La Belgique, ancienne puissance coloniale au Rwanda, a souvent été accusée d’avoir semé les graines de la haine ethnique et du racisme qui ont culminé au cours du génocide de 1994. Les accusations portées contre la France sont plus graves. Le 5 avril 2014, dans un entretien à Jeune Afrique, le président rwandais Paul Kagame a ainsi accusé la France d’avoir joué un « rôle direct dans la préparation du génocide » et d’avoir participé « à son exécution même ».
Deux procès en vue en France
Depuis 1994, la justice française a organisé deux procès contre des Rwandais soupçonnés d’avoir participé au génocide. Le 24 décembre, un juge d’instruction a ordonné le renvoi aux assises de l’ancien préfet de Gikongoro (sud du Rwanda), Laurent Bucyibaruta. Cette décision est susceptible d’appel. Selon l’ordonnance, l’ancien responsable administratif, né en 1944, s’est « rendu complice d’une pratique massive et systématique d’exécutions sommaires » dans sa préfecture. Le magistrat français a, en revanche, rendu un non-lieu partiel sur l’assassinat d’un gendarme et de trois prêtres, ainsi que sur des viols. Réfugié en France depuis 1997, Bucyibaruta, a également fait l’objet d’une mise en accusation par le Tribunal pénal international (TPIR), qui a fermé ses portes fin 2015. Le TPIR avait délégué à la justice française le dossier de l’ancien préfet ainsi que celui de l’abbé Wenceslas Munyeshyaka, autre résident rwandais en France faisant l’objet d’accusations pour son rôle pendant le génocide. Le non-lieu contre celui-ci a été confirmé en juin 2018. Le TPIR et le gouvernement rwandais se sont plaints de la lenteur dans la procédure française.

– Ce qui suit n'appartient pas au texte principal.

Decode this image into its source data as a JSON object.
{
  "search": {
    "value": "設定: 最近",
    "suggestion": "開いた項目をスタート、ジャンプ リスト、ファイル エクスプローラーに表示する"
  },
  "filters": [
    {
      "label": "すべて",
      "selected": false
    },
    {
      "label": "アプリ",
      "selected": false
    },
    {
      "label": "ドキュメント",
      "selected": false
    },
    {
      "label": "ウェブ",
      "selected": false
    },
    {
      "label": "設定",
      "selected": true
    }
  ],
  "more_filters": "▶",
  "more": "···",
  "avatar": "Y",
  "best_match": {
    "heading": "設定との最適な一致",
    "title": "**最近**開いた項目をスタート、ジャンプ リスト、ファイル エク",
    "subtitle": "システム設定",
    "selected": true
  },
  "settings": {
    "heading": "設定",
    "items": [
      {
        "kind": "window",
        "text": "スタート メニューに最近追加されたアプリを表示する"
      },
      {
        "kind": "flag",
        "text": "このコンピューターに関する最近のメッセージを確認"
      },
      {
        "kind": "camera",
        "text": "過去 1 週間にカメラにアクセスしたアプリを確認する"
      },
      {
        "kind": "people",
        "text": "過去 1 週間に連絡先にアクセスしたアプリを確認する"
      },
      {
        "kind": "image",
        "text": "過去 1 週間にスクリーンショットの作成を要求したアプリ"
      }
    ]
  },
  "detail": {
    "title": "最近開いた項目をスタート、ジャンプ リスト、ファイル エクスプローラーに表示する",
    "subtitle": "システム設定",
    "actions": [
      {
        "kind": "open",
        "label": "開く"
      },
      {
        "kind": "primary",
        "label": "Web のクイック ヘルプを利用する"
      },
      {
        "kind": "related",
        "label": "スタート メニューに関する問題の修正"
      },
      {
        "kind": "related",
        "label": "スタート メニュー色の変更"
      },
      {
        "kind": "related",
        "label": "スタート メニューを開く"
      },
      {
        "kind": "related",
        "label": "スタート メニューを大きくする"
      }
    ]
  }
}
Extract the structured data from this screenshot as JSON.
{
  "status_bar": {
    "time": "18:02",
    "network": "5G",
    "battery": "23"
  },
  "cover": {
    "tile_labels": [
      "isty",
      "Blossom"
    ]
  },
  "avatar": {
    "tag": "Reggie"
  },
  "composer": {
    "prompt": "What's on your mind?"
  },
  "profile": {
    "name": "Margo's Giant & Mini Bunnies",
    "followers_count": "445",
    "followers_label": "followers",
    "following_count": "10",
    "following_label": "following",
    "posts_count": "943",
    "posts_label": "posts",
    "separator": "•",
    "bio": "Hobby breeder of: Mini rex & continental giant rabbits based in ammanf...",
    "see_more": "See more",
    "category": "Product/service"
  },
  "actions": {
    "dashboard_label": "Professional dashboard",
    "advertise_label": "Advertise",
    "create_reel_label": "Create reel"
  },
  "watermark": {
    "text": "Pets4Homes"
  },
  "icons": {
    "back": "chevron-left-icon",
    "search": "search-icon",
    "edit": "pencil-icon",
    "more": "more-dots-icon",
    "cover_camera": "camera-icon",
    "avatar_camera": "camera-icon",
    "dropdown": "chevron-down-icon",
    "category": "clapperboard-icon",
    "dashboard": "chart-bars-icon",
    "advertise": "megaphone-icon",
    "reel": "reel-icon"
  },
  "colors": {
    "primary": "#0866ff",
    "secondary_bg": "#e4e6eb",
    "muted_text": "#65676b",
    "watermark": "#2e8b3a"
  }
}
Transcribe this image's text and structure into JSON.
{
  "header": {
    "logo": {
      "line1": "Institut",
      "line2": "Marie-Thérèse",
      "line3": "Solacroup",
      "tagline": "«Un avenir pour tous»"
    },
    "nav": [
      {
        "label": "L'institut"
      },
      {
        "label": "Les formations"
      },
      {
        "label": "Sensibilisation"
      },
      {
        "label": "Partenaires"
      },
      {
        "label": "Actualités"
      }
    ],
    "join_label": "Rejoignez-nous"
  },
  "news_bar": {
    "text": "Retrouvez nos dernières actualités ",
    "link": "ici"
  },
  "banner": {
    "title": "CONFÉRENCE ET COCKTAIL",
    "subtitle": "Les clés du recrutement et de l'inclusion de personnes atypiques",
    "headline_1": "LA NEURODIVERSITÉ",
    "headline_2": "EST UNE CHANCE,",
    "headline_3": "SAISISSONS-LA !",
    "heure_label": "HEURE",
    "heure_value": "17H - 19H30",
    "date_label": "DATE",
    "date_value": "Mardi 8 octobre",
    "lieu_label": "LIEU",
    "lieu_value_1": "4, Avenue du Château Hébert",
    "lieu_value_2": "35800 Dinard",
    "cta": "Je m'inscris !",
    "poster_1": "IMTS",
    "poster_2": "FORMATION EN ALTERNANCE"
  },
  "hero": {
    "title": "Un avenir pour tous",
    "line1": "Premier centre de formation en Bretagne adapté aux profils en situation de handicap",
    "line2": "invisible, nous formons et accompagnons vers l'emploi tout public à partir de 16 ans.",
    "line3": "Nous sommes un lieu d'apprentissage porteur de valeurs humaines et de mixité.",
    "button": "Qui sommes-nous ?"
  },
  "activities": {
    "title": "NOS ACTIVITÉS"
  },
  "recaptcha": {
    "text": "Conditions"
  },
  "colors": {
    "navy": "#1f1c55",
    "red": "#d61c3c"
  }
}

Un autre procès est attendu en France, celui du médecin Sosthène Munyemana, qui exerce depuis dix-sept ans comme urgentiste dans un hôpital de Villeneuve-sur-Lot, dans le sud-ouest de la France. Selon l’ordonnance, le médecin, aujourd’hui âgé de 63 ans, aurait « volontairement soutenu le gouvernement intérimaire en signant une motion de soutien le 16 avril 1994, soit 10 jours après le début du génocide ». Il se serait par ailleurs « engagé localement au sein du comité de crise de Tumba le 17 avril 1994 adoptant la rhétorique en cours de « l’insécurité » et contribuant à mettre en œuvre les instruments du génocide que sont les barrières et les rondes ». Enfin, il aurait pris « la responsabilité de détenir la clé du bureau de secteur, principal bâtiment administratif local, pour y enfermer des Tutsis qui disparaîtront après leur transfert vers la brigade de gendarmerie de Butare ». Ses avocats ont entamé une procédure d’appel.
ABANDON DU DOSSIER DE L'ATTENTAT
Après une vingtaine d’années d’enquêtes, la justice française a rendu, le 21 décembre, une ordonnance de non- lieu dans l'enquête sur l'attentat contre le président rwandais Juvénal Habyarimana, le 6 avril 1994. Les juges d’instruction ont ainsi suivi les réquisitions du vice-procureur Nicolas Renucci, qui avait demandé l’abandon des poursuites engagées dans ce dossier contre des membres de l’entourage de l'actuel président rwandais Paul Kagame. Selon l’ordonnance, rien ne permet d’attribuer à l’ancienne rébellion du Front patriotique rwandais (FPR), que dirigeait Paul Kagame, la responsabilité de cet attentat, considéré comme l’élément déclencheur du génocide des Tutsis.
« Force est de constater que les charges retenues à l’encontre des mis en examen ne justifient pas une mise en accusation devant la Cour d’assises et que le doute doit profiter à ces derniers », avait conclu le procureur dans son réquisitoire, le 10 octobre dernier.
Pomme de discorde diplomatique
L’attentat du 6 avril 1994 a coûté la vie, notamment, aux chefs d’Etat rwandais et burundais, ainsi qu’aux trois Français membres de l’équipage de l’avion présidentiel. Une première enquête française, conduite par le juge Bruguière, avait mené, en 2006, à des mandats d'arrêt contre neuf proches du président Kagame. Le dossier avait été par la suite repris par les juges d’instruction Marc Trévidic et Nathalie Poux, dont les enquêtes s’étaient orientées dans des directions semblant contredire celles de Bruguière.
« Les investigations exhaustives réalisées pendant une vingtaine d’années ont permis d’explorer de nombreuses pistes, de mettre à jour de véritables manipulations et de recueillir de nombreux témoignages, éclairant souvent de manière contradictoire les événements ayant touché le Rwanda en 1994 », a finalement souligné le vice-procureur. « Les derniers témoignages accusant des responsables du FPR, recueillis en toute fin d’information judiciaire, ne sauraient davantage emporter la conviction, d’une part car ils apparaissent particulièrement tardifs et d’autre part car ils ne sont là encore étayés par aucun élément matériel. »
Le dossier judiciaire de l’attentat a été au cœur des relations diplomatiques parfois très orageuses entre le Rwanda et la France. Le non- lieu aura donc nécessairement un effet de pacification politique entre les deux pays. Les parties civiles n’ont d’ailleurs pas manqué de le déplorer. « Il faut interpréter cette décision des juges français comme une forme de résignation face à un contexte politique contre lequel le ministère public n'a pas su lutter. Les autorités rwandaises n'ont jamais cherché à apporter leur concours à la manifestation de la vérité », a réagi auprès de l'AFP Philippe Meilhac, avocat de la veuve de l'ex-président Habyarimana. L’avocat français avait dénoncé une démarche « politique » dès le dépôt des réquisitions du procureur. Tout comme les défenseurs des accusés ont toujours dénoncé une entreprise politique orchestrée par les autorités françaises. Tout n’est pas encore soldé : les parties civiles ont annoncé qu’elles feraient appel de l’ordonnance de non- lieu. Mais le mystère sur les auteurs de l’attentat ne sera sans doute jamais éclairci par la justice française.